Some dangerous local crosswalks are going to get a bit more pedestrian-friendly.
Department of Transportation was in Southern Brooklyn last week to unveil plans for pedestrian safety improvements aimed at protecting senior citizens — who are disproportionately struck by vehicles — including giving more intersections the so-called “Leading Pedestrian Interval” crossing-light system, which lets pedestrians get a few seconds’ head start while all traffic is stopped before the light turns green.
One local senior citizen who was hit by a car in December said it’s high time the city expanded the Leading Pedestrian Interval system, because it protects seniors who were crossing the street from drivers making turns on green lights — which is legal, but can lead to accidents.
“The cars can’t wait to make their turn, they get itchy waiting,” said Elaine Berger, who was traumatized but not injured when she was struck last year. “They can see the people crossing, but they try to beat it.”

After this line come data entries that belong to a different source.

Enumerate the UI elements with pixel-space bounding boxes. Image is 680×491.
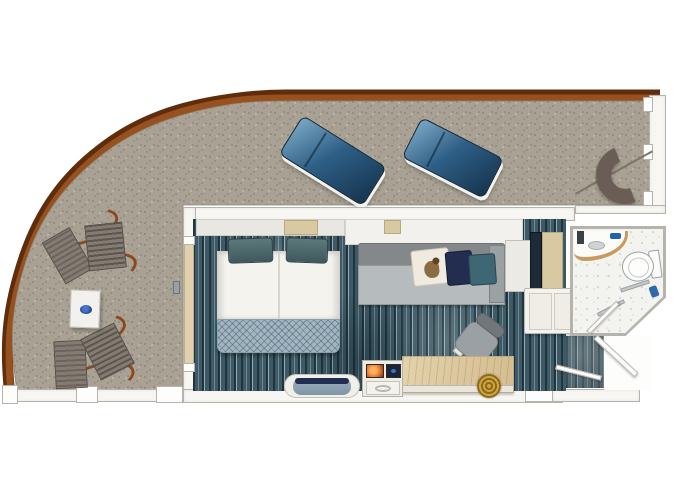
bed-runner-blanket xyxy=(217,319,340,353)
tray-item xyxy=(391,369,396,373)
balcony-side-table xyxy=(69,289,100,328)
dark-tray xyxy=(386,364,401,378)
drawer-handle xyxy=(375,385,391,392)
blue-towel xyxy=(610,233,621,239)
side-counter xyxy=(505,240,531,292)
sill-shelf xyxy=(384,220,401,234)
desk xyxy=(402,356,514,393)
tv-screen xyxy=(366,364,384,378)
minibar-cabinet xyxy=(362,360,403,397)
door-handle xyxy=(173,281,180,294)
headboard xyxy=(196,219,345,236)
balcony-sliding-door xyxy=(184,243,194,365)
floor-plan xyxy=(0,0,680,491)
mattress-seam xyxy=(278,252,280,322)
door-frame-cap xyxy=(183,363,195,372)
toilet xyxy=(620,247,664,285)
blue-plate xyxy=(80,305,92,314)
navy-cabinet xyxy=(530,232,542,290)
tall-cabinet-column xyxy=(542,232,563,290)
bench-loveseat xyxy=(284,374,360,398)
wall-pillar xyxy=(2,385,18,404)
wall-pillar xyxy=(643,97,653,112)
bench-back xyxy=(295,378,349,384)
toilet-seat xyxy=(627,256,651,279)
headboard-shelf xyxy=(284,220,318,235)
bed-pillow-left xyxy=(228,237,274,264)
wardrobe-door-left xyxy=(529,293,552,330)
right-top-wall xyxy=(575,205,666,214)
door-frame-cap xyxy=(183,236,195,245)
bed-pillow-right xyxy=(286,237,329,263)
sofa-pillow-teal xyxy=(468,253,497,286)
window-sill xyxy=(345,219,523,245)
gold-coil-object xyxy=(477,374,501,398)
minibar-drawer xyxy=(366,381,400,395)
sink-basin xyxy=(588,241,605,250)
wall-pillar xyxy=(156,386,183,403)
toiletries xyxy=(577,231,584,244)
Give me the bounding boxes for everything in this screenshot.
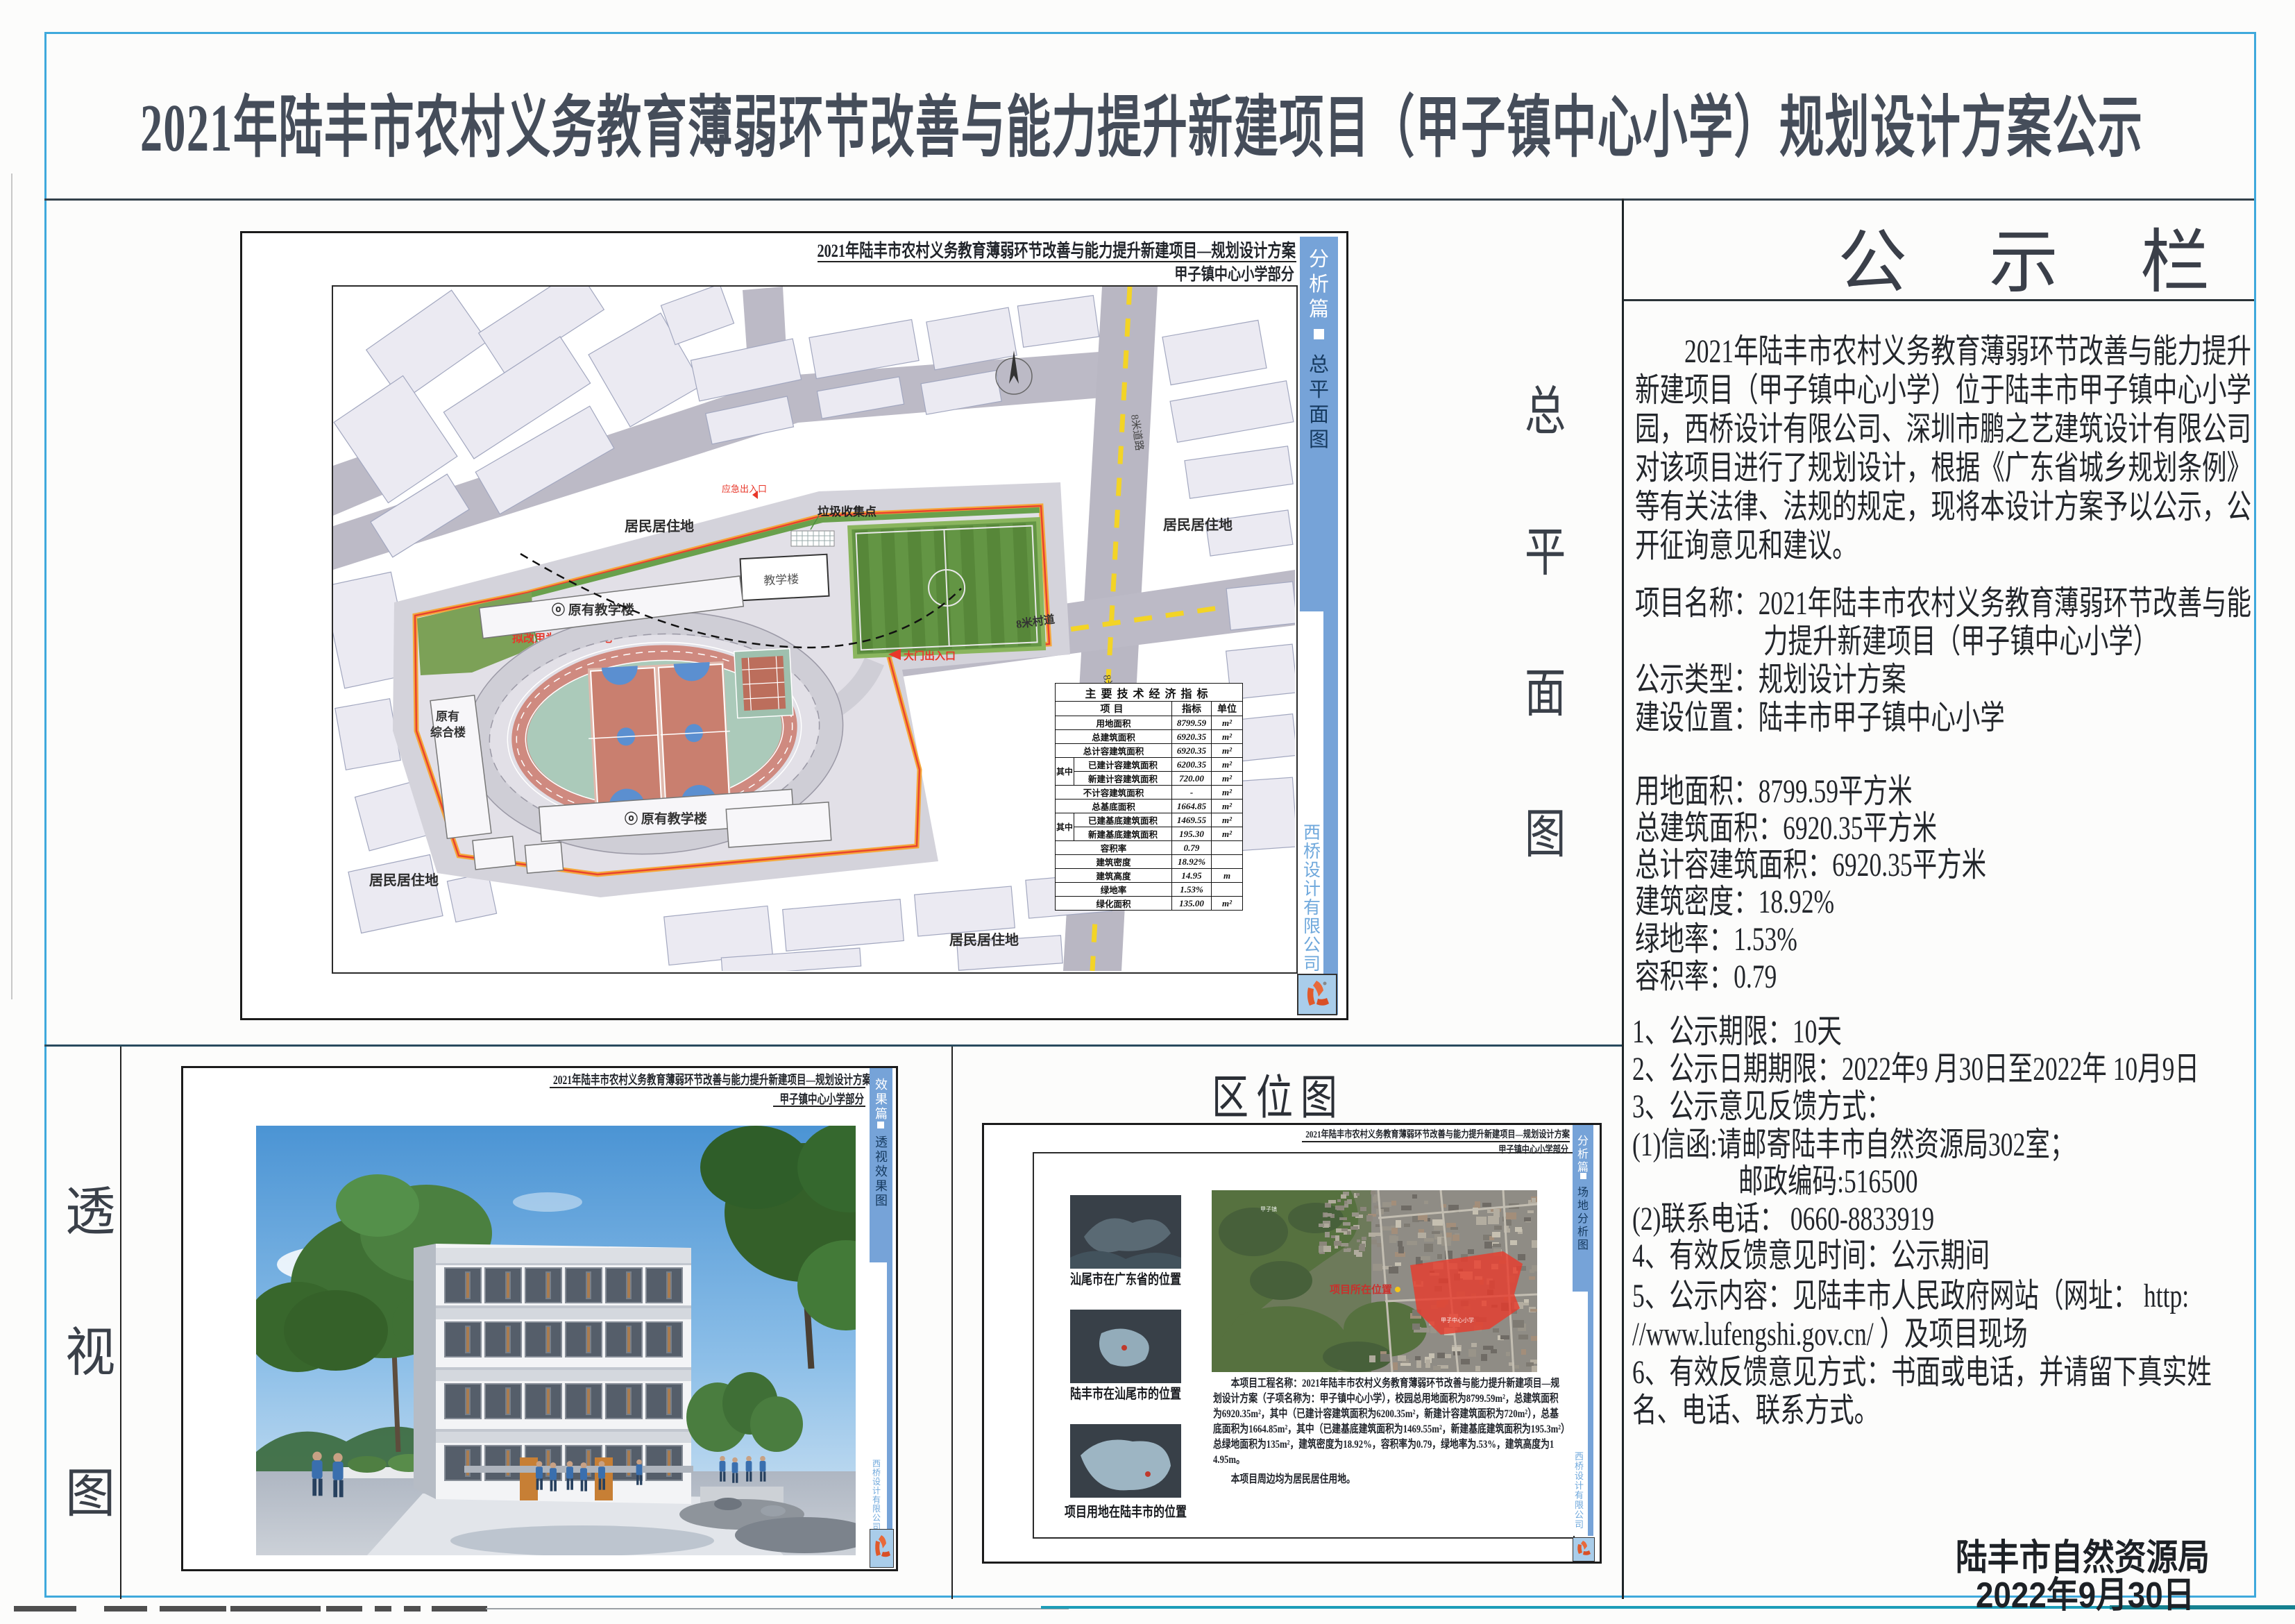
svg-text:大门出入口: 大门出入口 xyxy=(904,650,956,662)
svg-text:教学楼: 教学楼 xyxy=(763,573,799,588)
svg-text:应急出入口: 应急出入口 xyxy=(722,484,767,494)
svg-text:ⓞ 原有教学楼: ⓞ 原有教学楼 xyxy=(552,602,634,618)
svg-text:甲子镇: 甲子镇 xyxy=(1260,1206,1277,1212)
svg-text:居民居住地: 居民居住地 xyxy=(369,872,439,888)
svg-text:居民居住地: 居民居住地 xyxy=(625,518,694,534)
svg-text:甲子中心小学: 甲子中心小学 xyxy=(1441,1317,1474,1323)
svg-text:垃圾收集点: 垃圾收集点 xyxy=(818,505,876,518)
svg-text:项目所在位置: 项目所在位置 xyxy=(1330,1283,1392,1296)
svg-text:原有: 原有 xyxy=(436,709,459,723)
svg-text:综合楼: 综合楼 xyxy=(430,725,466,739)
svg-text:居民居住地: 居民居住地 xyxy=(949,931,1019,948)
svg-text:居民居住地: 居民居住地 xyxy=(1163,516,1233,533)
svg-text:ⓞ 原有教学楼: ⓞ 原有教学楼 xyxy=(625,811,707,827)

Under the plan — part of Vision Zero, an initiative under Mayor DeBlasio that aspires to eliminate pedestrian traffic fatalities — Coney Island Avenue has been labeled by the department as one of 49 “priority corridors” in the borough that need safety improvements. These thoroughfares make up nine percent of the borough’s total street mileage but account for 50 percent of the borough’s serious accidents.
The department said it plans to amp up safety precautions for pedestrians, including adding exclusive pedestrian crossing to all “feasible” priority intersections by the end of 2017.
Though senior citizens only comprise 12 percent of the borough’s population, they account for 36 percent of pedestrian fatalities, according to data from the department. One elected official said that he is confident the department’s new plan will help lower that troubling statistic.
“As the councilman of one of the city’s most senior-populated districts, I am especially attuned to the disproportionately high number of seniors involved in vehicular accidents,” said Councilman Chaim Deutsch (D–Sheepshead Bay). “The plan that the mayor and commissioner are unveiling … will address some of my biggest concerns with regard to safety.”
Berger said that Leading Pedestrian Interval system is beneficial to pedestrians but it also helps drivers, because everyone has a chance to cross roadways and make turns without worrying about a collision.
“The cars are going all at one time or the people are going all at one time,” she said.